I’m always in a hurry. The usual is “I have a meeting in 5 minutes”, “I can fit that in at 2:00 on Tuesday”, and so on. On the other hand, I’m oftentimes heard saying “at the end of the day, it’s all about relationships”. In all my busyness, I need to keep in mind that I need to take care of my relationships by making sure that I am available when friends and family need me. Over the course of a friendship, friends will need each other at different times, sometimes more than others. A healthy relationship will balance out in the long run, and it takes both parties making an effort. I was once again reminded that I should not take anything, or more importantly anyone for granted, by the mass shooting in Las Vegas. I will always want “one more day” or “one more time” with the special people in my life but I don’t want to miss an opportunity while you are here, my friends and family!

Someone recently commented to me that I am very self-confident. I laughed out loud – literally. I am definitely a work in progress when it comes to self-confidence. I have learned and apparently am pretty good at faking it. Until I can demonstrate true self-confidence, I fake it. When I do this, I am sending a message to my inner self: “See, this is what it looks like.” Today I will encourage my strength to come out and show itself. In those not so confident moments I will continue to fake it til I make it.

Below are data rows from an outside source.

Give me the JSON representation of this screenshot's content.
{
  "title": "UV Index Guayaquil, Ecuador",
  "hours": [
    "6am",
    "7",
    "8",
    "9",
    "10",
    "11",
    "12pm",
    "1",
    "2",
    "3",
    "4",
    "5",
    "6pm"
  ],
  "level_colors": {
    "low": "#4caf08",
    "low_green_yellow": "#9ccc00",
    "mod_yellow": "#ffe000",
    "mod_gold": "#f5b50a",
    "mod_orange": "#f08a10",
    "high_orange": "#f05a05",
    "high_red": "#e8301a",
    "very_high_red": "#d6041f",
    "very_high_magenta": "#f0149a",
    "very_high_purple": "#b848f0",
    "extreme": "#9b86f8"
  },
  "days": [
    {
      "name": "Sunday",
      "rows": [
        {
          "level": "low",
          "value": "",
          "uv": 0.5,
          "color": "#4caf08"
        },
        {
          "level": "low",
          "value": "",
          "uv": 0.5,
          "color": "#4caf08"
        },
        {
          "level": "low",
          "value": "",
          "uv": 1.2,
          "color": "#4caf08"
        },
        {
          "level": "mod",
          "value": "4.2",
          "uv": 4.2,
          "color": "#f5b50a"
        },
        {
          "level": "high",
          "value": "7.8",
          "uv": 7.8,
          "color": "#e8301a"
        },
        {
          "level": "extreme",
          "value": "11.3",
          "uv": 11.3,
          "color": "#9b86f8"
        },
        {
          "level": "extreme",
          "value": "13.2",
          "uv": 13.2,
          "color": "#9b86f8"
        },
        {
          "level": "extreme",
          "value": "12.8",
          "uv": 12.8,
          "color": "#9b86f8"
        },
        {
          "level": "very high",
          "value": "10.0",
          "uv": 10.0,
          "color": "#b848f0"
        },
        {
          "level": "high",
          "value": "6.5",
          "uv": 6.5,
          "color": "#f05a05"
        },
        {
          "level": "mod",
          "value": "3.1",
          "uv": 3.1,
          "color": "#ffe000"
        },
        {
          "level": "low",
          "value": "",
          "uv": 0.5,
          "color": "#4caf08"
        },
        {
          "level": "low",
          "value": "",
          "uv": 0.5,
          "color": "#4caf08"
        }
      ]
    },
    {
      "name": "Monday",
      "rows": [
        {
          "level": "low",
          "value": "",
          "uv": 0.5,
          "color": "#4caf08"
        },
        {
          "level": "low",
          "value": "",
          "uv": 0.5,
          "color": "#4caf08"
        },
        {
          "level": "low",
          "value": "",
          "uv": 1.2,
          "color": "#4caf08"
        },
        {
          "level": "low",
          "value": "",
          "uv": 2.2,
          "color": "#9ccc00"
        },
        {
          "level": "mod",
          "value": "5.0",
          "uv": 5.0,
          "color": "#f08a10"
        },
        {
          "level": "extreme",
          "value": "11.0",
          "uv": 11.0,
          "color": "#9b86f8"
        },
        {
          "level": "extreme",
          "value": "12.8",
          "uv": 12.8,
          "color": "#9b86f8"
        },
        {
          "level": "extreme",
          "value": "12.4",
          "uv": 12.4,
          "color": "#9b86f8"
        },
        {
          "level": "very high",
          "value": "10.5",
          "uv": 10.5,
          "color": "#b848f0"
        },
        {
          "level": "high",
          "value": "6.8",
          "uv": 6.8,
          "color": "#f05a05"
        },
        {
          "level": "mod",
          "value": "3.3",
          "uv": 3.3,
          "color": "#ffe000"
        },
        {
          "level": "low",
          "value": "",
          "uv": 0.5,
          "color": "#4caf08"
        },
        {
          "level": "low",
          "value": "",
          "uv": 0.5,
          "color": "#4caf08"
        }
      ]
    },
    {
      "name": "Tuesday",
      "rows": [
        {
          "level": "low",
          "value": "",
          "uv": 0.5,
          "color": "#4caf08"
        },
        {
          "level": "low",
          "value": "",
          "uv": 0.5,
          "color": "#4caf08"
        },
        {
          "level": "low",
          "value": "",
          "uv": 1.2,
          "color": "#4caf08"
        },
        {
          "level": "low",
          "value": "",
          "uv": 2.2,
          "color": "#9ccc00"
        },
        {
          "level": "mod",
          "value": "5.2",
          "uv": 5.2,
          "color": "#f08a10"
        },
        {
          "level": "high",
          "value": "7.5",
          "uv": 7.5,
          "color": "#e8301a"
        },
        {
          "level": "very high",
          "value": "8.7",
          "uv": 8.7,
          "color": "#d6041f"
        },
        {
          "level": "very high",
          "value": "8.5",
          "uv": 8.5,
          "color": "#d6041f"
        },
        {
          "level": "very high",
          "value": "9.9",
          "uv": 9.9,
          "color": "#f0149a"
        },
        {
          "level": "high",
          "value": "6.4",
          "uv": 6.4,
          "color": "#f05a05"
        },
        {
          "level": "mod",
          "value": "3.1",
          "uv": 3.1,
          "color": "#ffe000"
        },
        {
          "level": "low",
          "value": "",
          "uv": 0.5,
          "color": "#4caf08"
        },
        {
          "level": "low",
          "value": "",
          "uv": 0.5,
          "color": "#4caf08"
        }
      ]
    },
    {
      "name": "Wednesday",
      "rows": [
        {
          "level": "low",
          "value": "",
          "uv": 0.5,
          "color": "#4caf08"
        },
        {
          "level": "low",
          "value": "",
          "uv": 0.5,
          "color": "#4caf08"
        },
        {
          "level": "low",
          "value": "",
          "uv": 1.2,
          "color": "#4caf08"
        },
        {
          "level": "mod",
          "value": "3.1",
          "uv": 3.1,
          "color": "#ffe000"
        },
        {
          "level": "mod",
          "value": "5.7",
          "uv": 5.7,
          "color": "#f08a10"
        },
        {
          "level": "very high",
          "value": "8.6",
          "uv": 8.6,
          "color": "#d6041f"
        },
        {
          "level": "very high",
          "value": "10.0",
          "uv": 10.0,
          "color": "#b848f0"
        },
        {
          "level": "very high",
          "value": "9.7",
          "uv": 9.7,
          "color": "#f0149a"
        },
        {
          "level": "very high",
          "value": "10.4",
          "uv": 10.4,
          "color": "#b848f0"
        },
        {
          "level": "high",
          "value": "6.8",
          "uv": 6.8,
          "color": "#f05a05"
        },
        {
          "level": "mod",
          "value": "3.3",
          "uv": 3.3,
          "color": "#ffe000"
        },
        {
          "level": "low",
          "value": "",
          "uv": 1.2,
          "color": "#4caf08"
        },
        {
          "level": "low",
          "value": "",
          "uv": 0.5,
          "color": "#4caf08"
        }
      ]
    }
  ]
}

I read something recently that suggested that I say out loud, “I am wonderful just as I am right now.” Honestly, I have a difficult time saying that. I would have to add “… but wait, I need to lose weight” or “…but my hair…” It’s time to embrace the wonderfulness of me, God’s child, with no limitations. No buts about it. No haughtiness. No arrogance. So today I will repeat, “I am wonderful just as I am right now” until I can say it without the buts. #soblessed

I’m realizing lately that I have thoughts that should be ignored. Not every battle that comes across my path is a battle I’m supposed to fight. Many battles are simply distractions to try to lure me off course. I can’t and shouldn’t try to straighten everyone else out or win their approval. Today I will free myself from seeing every battle as mine to fight. The word for my day is “focus”. The dictionary definition of focus as a verb is “(of a person or their eyes) adapt to the prevailing level of light and become able to see clearly”. Oh that today I may see clearly. :-)

Sometimes I feel helpless. Usually this feeling washes over me when all around me seems to be in turmoil. People I care about are going through frustrating or overwhelming times, the news is as the news is and so on and so on. Sometimes I allow the feeling of helplessness to take over so much that I don’t feel capable. It’s at this very low ebb that something happens or someone says or does something that reminds me that I am capable. I can run my own life. I may need to ask for assistance or encouragement sometimes, but I am not helpless. I don’t need to act helpless. I can feel the sense of power that comes with taking charge and running my own life the way I see fit. It doesn’t happen easily. I have to intentionally decide to move forward and not let inertia take over. Oftentimes it is in doing one small thing for someone else that empowers me once more. Looking for a little good thing that I can do (action) turns the tide of wallowing (inaction) into a day that looks much more hopeful.